L’apologétique repose sur la capacité de Dieu de se révéler par le moyen du langage humain

    Tout ce que nous venons de découvrir, il faut le dire. C’est dans le champ de la nature et du créé qu’il faut aussi situer le langage humain. Nous pouvons donc avoir une approche de celui-ci qui est quelque peu semblable à celle de la nature : quelque fragmentaires et incomplets que puissent être les mots humains, ils sont cependant le moyen par lequel Dieu a choisi de se faire connaître.

 

    L’apologétique peut se servir de mots qui agiront comme des indicateurs pour le profit de ceux qui doivent encore découvrir ce que c’est que de faire l’expérience de Dieu. Elle se sert d’un ensemble de mots clés pour tenter d’expliquer ce que c’est que de connaître Dieu, en établissant un lien de parenté avec des mots qui interviennent dans l’expérience humaine. Prenons l’idée du pardon. Si vous arrivez à vous imaginer ce que peut être le pardon réel accordé pour une offense grave, vous êtes sur le point de comprendre la portée du pardon chrétien. Il en est de même de l’idée de réconciliation avec une personne qui vous est très chère, vous aurez une petite idée de ce qu’est le retour de l’homme pécheur vers Dieu. C’est comme rentrer à la maison après avoir erré longtemps seul, ayant peut-être perdu tout espoir de pouvoir revenir.

    Comment l’apologétique peut-elle se servir de mot ainsi ? N’y a-t-il pas un certain arbitraire dans cette façon de procéder ? De quel droit pouvons-nous nous appuyer sur l’expérience humaine de la réconciliation pour oser ensuite affirmer qu’elle est en quelque sorte un écho de la réconciliation avec Dieu ?
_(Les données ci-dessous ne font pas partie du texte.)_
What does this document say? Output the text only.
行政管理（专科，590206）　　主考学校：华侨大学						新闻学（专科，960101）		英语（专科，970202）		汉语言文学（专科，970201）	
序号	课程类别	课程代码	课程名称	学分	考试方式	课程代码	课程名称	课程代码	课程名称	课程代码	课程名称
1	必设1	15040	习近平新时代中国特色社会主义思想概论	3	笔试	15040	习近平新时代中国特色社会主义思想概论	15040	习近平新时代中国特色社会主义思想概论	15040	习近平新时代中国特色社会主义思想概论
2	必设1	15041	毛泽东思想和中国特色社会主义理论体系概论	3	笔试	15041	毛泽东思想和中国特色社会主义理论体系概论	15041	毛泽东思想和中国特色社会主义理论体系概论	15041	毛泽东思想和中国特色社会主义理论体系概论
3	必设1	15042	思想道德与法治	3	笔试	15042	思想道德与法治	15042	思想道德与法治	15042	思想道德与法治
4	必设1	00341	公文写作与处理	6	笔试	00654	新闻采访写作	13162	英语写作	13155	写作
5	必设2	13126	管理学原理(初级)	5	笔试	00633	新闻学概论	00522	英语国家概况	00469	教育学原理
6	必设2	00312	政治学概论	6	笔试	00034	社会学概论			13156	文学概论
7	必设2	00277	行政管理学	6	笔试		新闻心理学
    C’est là que la doctrine chrétienne de la création vient au secours de nos affirmations théologiques. L’analogie existe, elle n’a pas à être inventée. Elle existe pour ainsi dire dans l’ordre naturel des choses. Parler de rédemption, de pardon, de réconciliation ou de libération, c’est vraiment évoquer des situations concrètes au sein du monde des hommes. C’est aussi, par la grâce de Dieu, affirmer l’irruption de Dieu dans le monde qu’il a créé, et sa faculté de se communiquer dans nos mots. Celui qui était riche au-delà de tout ce que nous pouvons imaginer s’est fait pauvre pour nous ; en acceptant que des mots humains soient des signes qui pointent vers lui, il fait preuve de cette même volonté et faculté de s’abaisser. La grâce transfigure le caractère ordinaire des mots humains.

    L’apologie ne s’appuie donc pas sur une verbosité qui invente de nouveaux mots pour parler de Dieu, mais sur la grâce de Dieu qui accepte les mots anciens dans un sens nouveau. La médiocrité de nos mots est transfigurée par la grâce, et leur pauvreté se transforme en puissance par la présence et le vouloir du Saint-Esprit. Parole et Esprit sont associés dans l’effort divin final pour convaincre l’homme ; l’Esprit applique les mots de l’Ecriture à notre esprit et à notre cas, et fait naître la foi de ce qui a été compris. Pour reprendre les termes mêmes du Petit Catéchisme de Westminster, « la vocation chrétienne est l’œuvre de l’Esprit de Dieu qui nous convainc de notre péché et de notre misère, illumine notre esprit par la connaissance du Christ et nous rend capables d’accepter Jésus-Christ qui nous est librement offert dans l’Évangile. »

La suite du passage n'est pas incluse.